Atravesaron un angosto pasillo con paredes humeantes que todavía tenían restos de sangre y otros fluidos. Llegaron a una gran sala cubierta por una bóveda nervada con una apertura circular en la parte superior que dejaba entrar la luz iluminando la roja sangre que había por todas partes. El suelo aún temblaba y los detectives no se sentían seguros en aquel lugar. Ambos vestidos de gabardina negra sintieron ese silencio cuando la muerte llega.
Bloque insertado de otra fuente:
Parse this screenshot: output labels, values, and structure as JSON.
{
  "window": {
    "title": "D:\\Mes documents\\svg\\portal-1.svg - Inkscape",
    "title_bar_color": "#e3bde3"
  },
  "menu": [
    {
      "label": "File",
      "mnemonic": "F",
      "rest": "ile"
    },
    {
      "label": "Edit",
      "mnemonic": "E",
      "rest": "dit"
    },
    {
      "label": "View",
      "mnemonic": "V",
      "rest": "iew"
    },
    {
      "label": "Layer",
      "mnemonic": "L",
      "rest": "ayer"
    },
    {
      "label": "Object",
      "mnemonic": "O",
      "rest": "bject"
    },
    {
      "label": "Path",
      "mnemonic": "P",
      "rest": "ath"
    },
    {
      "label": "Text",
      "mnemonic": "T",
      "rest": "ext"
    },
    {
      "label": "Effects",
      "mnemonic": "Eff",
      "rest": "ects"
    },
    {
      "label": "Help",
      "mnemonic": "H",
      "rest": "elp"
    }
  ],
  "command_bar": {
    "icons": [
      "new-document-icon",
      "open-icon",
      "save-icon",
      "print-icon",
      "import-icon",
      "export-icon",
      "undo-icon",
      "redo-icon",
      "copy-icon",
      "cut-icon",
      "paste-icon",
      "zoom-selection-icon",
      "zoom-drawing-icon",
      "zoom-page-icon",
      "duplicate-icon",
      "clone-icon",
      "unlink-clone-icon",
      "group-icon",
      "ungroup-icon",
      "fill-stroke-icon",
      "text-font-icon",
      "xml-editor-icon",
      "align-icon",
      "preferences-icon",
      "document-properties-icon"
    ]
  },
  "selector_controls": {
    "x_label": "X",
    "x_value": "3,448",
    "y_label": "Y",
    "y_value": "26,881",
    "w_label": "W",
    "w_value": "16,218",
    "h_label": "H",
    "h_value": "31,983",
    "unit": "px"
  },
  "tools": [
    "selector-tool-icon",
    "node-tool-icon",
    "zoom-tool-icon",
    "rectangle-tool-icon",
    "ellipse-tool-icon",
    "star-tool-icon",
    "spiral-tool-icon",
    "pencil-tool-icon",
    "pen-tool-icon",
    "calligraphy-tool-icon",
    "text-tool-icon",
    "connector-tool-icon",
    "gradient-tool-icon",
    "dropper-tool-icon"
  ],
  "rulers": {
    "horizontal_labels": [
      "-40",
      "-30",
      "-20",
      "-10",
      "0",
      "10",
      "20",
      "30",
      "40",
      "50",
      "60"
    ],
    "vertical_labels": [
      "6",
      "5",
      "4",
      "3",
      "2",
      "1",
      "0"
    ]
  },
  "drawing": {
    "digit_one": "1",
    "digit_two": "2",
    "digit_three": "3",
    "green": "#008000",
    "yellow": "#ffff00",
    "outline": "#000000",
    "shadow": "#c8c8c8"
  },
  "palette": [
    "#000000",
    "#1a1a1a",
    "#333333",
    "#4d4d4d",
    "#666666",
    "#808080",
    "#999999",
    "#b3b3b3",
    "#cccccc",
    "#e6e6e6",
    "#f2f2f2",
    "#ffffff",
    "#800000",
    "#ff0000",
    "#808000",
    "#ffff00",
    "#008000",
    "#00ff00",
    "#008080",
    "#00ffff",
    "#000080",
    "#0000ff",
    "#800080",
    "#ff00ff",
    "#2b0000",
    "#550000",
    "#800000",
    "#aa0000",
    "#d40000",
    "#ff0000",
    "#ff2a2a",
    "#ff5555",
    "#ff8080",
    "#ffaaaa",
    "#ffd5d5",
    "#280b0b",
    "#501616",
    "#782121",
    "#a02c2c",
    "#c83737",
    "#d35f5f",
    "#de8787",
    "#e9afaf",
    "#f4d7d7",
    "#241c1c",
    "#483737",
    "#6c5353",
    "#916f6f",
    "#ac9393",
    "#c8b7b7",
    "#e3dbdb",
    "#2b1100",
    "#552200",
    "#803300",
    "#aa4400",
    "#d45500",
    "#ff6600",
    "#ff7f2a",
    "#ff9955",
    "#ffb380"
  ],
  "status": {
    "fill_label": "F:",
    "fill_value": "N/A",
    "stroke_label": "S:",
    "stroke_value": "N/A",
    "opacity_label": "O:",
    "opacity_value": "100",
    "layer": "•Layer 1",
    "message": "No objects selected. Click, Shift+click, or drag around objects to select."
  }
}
John se había criado en los bajos fondos de la ciudad, había visto morir de frío decenas de mendigos y siempre llevaba consigo mil cosas en las manos: la linterna, la cámara, la libreta, el lápiz, la caja de cigarrillos y el encendedor. Paul era más reservado, un accidente en acto de servicio le había seccionado una pierna y no podía caminar correctamente.
El suelo por fin dejó de temblar, se acercaron al centro de la sala y observaron la escena, sin duda una bala había sido la causa de la muerte. Los detectives tenían que actuar rápido. Uno de ellos intentó escuchar si el corazón de la víctima aún latía.
Oyeron la voz del doctor fuera de la sala. Todo buen detective quiere ser el primero en inspeccionar la escena del crimen antes de que las pruebas se pierdan o contaminen. Por ello John no dudó, metió sus manos dentro del corazón y extrajo la bala.
De repente se abrió una gran hendidura en la bisectriz de la bóveda, dejando entrar una gran cantidad de luz proveniente de un foco superior. La bóveda ya sin clave se abrió sobre la atónita mirada de los dos detectives.
Con la bala en las patas, las dos cucarachas abandonaron el cadáver dejando paso al forense que se abría camino por el esternón.